Saygı duruşunun ardından İstiklal Marşı’nın okunduğu tören, Kur’an-ı Kerim tilavetiyle devam etti. Bilal Erdoğan, açılışın Antalya’ya hayırlı olmasını diledi. Erdoğan, Antalya’nın sadece şehrin imarını değil, neslin de ihyasını düşünen, sadece yapıları üst üste koymak için değil, gönülleri birleştirmek için çalışan bir başkanı olduğunu kaydetti.

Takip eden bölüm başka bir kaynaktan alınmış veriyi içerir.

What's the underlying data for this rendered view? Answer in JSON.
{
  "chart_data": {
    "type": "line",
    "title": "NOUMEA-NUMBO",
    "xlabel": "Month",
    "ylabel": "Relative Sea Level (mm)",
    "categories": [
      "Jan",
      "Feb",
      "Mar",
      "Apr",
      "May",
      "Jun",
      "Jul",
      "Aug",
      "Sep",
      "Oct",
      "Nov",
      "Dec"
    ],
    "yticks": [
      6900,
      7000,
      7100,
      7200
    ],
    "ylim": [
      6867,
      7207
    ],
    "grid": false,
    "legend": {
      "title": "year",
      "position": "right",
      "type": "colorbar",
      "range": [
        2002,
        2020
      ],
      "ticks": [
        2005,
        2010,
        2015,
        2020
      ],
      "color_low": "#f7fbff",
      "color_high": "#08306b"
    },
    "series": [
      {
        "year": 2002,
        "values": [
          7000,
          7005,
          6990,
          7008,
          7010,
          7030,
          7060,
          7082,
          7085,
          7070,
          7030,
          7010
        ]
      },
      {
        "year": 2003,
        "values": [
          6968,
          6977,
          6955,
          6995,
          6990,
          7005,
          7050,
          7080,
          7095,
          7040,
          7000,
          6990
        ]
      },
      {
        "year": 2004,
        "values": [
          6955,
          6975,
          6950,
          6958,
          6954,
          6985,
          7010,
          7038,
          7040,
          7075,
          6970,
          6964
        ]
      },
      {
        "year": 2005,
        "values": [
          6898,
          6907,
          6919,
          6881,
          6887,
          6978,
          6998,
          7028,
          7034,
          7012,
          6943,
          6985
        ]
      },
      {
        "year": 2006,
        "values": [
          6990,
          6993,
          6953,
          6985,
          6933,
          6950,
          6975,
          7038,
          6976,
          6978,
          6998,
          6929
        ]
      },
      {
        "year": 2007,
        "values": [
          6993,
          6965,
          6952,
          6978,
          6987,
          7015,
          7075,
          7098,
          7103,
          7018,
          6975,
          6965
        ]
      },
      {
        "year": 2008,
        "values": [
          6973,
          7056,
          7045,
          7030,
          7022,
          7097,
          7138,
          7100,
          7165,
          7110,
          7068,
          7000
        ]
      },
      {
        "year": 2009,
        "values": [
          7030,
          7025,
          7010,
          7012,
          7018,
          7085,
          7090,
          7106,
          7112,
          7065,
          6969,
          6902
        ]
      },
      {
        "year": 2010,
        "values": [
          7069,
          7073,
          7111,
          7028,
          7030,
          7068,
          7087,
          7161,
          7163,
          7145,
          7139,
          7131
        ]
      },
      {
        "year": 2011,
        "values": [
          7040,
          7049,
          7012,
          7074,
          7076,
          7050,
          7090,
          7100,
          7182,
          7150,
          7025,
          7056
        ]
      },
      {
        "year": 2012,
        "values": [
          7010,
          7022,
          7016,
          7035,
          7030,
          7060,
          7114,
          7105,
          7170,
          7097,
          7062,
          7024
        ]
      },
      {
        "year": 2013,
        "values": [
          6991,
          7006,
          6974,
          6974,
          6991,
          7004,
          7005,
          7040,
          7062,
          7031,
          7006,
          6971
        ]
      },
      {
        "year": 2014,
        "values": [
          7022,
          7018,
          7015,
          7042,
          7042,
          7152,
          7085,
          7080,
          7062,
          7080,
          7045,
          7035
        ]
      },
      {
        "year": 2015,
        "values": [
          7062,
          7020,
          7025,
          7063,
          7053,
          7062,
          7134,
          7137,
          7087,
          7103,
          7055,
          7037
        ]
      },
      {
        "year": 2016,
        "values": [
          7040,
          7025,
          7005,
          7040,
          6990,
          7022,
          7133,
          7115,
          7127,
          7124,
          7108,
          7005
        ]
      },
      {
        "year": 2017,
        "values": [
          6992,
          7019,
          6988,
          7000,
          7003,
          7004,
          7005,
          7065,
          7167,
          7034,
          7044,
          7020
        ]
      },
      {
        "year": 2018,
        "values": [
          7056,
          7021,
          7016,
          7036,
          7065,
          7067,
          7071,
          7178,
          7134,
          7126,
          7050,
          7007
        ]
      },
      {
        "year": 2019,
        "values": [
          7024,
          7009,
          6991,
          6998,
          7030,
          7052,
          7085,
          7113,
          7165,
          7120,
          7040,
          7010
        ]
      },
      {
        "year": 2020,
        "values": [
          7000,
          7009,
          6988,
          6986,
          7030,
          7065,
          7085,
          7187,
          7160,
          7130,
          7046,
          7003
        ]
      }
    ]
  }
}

“Bizim öz kültürümüz bu mirastır”
Çok büyük bir medeniyetin mirasçıları olduklarını kaydeden TÜGVA Yüksek İstişare Kurulu Üyesi Bilal Erdoğan, “600 yılı aşkın Osmanlı İmparatorluğu yıkıldı, düşmanları onu bugünkü topraklarına sıkıştırdı. Bizler Türkiye Cumhuriyeti’ni inşa ederek özgürlüğümüze kavuştuk. Bu özgürlük tek yönlü bakılmaması gereken bir hadise. Kendi bayrağınız, İstiklal Marşınızı, sınırlarınızı sağlarsınız ama ülkenin kendi kararlarını verebilen bir ülke olması bambaşka boyuttur. Dünyada dış politikada savunmada kendi karalarını verebilen ülkenin fazla olmadığını görürsünüz. Bugün gelişmiş ülkelerde bile 50-60 bin Amerika’nın askerinin olması bunun bir örneğidir. Ülkemizin kendi kararlarını verdiği dönemde cendere altına alınmasından bunu yakınan görüyoruz. Şimdi bizim Cumhuriyetimiz hakikaten önemli bir medeniyetin mirasçıdır. Bu mirasla geleceğimizi kurmak önümüzdeki yol, mirası reddederek yol seçmek başka bir yol. Bizim öz kültürümüz bu mirastır. Bu kültürün içerisinde Evde anneanneyle, dedeyle kurulan ilişkilerden, mutfak adabımıza varıncaya kadar, dinlediğimiz müziklerden, halk oyunlarına varıncaya kadar her şeyi bunun içinde değerlendirmeliyiz. Biz Türkiye olarak 21. Yüzyıl’da kendi değerlerini taşıyan bir ülke mi olacağız, yoksa Avrupa’nın Amerika’ya benzemeye çalışan bir ülke mi olacağız? Özgürlük, bağımsızlık meselesinde bu çok kritik” ifadelerin kullandı.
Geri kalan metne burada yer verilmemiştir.